Matthew Riley was convicted in 2011 of the murders and given two life sentences without parole.
In another case, 23-year-old Dane Williams disappeared while attending a convention in San Diego. He was drugged, sexually assaulted and murdered – his body discovered days later in an alley wrapped in a comforter.
The comforter was covered in dog hair. “And so we were able to match those dog hairs to (the suspect’s) mother’s dog and he lived at home with his mother,” said Davis.
The DNA evidence from the dog, along with other evidence, helped convict 41-year-old Philong Huynh of killing Williams. He was sentenced to life in prison in 2011.
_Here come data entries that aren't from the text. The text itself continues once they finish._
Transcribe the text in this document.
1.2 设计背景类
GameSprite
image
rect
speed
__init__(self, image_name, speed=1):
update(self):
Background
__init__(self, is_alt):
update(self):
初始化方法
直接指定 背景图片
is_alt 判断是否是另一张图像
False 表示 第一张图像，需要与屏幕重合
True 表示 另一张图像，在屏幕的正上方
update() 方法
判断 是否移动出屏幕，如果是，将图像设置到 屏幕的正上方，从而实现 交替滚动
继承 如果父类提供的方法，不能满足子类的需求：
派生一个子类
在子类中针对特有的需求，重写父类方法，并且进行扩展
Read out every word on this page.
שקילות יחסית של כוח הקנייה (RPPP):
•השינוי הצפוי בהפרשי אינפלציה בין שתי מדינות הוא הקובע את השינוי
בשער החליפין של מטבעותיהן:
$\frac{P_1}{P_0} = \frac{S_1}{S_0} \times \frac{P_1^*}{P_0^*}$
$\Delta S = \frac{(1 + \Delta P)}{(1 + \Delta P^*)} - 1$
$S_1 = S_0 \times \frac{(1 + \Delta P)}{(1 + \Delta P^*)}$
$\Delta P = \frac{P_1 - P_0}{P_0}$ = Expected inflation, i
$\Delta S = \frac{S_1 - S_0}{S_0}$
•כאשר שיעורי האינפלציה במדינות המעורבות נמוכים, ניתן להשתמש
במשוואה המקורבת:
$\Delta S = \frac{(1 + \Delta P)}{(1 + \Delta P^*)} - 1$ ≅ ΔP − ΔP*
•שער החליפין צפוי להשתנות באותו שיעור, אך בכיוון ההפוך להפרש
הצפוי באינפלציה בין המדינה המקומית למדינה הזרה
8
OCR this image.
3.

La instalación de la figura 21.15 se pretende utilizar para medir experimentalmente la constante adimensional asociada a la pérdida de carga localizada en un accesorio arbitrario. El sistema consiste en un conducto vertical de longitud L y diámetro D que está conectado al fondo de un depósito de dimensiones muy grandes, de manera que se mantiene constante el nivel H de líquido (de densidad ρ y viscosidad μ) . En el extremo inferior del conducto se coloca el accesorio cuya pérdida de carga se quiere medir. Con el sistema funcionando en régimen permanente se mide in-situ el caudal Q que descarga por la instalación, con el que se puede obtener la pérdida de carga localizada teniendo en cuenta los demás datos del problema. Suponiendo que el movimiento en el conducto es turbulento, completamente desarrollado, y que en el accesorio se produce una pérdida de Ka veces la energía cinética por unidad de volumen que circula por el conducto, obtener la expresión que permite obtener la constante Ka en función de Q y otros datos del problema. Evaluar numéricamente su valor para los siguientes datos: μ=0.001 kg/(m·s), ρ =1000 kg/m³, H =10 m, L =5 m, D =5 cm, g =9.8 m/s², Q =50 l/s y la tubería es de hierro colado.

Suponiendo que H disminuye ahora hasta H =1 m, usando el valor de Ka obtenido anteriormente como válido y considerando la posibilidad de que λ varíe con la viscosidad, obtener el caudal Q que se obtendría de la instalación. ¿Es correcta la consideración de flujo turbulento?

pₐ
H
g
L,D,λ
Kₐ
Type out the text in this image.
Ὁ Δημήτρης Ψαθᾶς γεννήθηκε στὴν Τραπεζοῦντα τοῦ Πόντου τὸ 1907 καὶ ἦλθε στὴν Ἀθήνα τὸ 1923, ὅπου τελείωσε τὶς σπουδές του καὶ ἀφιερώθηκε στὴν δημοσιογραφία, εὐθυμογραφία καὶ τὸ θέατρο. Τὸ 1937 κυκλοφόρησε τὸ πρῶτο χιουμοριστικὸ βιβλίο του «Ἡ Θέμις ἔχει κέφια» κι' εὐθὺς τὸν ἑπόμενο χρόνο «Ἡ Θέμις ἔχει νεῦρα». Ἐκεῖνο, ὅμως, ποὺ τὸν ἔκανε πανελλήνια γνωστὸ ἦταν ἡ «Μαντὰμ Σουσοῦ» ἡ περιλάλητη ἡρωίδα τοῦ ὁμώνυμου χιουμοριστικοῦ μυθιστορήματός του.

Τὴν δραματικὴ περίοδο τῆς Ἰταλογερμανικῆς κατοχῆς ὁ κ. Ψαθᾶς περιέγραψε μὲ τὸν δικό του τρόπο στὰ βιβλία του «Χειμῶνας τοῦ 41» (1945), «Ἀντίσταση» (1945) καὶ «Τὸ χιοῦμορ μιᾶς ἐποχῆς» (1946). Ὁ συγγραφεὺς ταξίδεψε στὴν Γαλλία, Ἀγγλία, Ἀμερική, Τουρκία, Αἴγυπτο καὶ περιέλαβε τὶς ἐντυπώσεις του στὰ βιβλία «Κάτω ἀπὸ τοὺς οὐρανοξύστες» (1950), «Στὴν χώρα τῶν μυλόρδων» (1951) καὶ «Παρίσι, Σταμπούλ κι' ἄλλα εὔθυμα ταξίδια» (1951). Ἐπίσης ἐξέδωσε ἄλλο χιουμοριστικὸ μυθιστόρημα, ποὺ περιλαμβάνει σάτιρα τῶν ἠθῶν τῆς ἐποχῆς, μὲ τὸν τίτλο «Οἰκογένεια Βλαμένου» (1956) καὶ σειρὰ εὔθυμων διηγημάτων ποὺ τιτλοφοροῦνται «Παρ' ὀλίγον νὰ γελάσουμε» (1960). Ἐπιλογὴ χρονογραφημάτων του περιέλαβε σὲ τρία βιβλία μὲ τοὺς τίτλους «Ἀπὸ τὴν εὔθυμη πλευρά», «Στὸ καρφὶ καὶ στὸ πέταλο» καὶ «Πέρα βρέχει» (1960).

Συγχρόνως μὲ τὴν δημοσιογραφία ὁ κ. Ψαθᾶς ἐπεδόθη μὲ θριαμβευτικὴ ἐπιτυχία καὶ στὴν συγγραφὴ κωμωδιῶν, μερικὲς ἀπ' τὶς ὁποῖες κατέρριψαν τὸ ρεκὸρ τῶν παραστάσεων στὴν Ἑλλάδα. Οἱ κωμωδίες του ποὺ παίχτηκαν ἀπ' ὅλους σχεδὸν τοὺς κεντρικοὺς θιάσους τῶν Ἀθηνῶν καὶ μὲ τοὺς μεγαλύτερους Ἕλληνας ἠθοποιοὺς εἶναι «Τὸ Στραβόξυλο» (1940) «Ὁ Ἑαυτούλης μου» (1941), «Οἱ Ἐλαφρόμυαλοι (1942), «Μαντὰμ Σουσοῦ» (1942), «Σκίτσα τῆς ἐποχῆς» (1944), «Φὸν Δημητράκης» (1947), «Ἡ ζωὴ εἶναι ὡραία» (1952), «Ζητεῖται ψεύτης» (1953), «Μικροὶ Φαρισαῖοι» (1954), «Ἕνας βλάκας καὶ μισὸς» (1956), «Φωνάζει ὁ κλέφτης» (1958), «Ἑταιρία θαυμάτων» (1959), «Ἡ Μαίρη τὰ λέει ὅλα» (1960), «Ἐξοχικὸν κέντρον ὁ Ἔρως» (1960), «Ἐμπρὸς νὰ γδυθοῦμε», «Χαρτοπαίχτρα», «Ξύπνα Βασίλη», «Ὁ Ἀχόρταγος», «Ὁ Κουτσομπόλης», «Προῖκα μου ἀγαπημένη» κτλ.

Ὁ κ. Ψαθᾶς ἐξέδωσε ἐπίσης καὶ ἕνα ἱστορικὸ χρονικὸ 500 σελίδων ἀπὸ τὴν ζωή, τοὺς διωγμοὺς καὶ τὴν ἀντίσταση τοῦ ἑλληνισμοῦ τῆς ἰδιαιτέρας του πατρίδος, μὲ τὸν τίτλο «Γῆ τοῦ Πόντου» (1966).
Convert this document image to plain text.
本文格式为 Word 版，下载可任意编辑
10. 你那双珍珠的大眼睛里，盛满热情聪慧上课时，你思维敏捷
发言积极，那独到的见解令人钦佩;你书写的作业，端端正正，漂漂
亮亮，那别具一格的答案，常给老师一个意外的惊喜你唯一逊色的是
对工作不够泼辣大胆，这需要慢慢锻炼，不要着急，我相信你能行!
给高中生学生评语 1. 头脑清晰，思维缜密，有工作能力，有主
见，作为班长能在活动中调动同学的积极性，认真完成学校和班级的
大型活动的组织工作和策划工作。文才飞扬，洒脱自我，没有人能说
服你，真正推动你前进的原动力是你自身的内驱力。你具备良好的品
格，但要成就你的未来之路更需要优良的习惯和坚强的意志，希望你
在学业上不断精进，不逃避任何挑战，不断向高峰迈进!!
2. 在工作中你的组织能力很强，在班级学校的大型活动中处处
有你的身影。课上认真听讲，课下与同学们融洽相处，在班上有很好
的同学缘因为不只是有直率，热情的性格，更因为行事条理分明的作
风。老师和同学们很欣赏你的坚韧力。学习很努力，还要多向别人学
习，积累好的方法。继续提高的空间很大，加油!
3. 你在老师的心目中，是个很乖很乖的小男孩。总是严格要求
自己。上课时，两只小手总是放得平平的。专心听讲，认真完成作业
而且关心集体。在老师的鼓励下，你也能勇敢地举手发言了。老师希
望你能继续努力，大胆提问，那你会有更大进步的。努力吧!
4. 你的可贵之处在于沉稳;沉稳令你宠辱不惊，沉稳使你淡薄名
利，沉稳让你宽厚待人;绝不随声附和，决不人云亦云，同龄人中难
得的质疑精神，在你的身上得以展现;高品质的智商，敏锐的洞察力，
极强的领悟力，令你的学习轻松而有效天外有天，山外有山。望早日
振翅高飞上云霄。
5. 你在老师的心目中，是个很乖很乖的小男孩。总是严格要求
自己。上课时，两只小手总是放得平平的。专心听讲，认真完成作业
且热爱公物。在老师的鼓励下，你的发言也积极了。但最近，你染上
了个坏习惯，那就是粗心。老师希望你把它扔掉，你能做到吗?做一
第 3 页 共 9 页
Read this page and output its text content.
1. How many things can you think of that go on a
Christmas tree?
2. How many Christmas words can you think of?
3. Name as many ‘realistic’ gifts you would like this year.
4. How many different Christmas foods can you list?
The lab takes on cases for prosecutors and defendants alike. Their testimony is relied on in cases from as far away as Europe.
The UC Davis scientists say tests for animal DNA are being refined all the time, and the investigative community is only just starting to tap the tool’s potential.
In California, animal DNA has been used in at least three criminal cases, according to Ore. Also this year, cat DNA linked a man to a killing in Great Britain.
In some cases, animal DNA can provide a voice to the one who might be the sole silent witness to a crime – the faithful pet who watches it happen. “It can be very powerful evidence,” said Ore.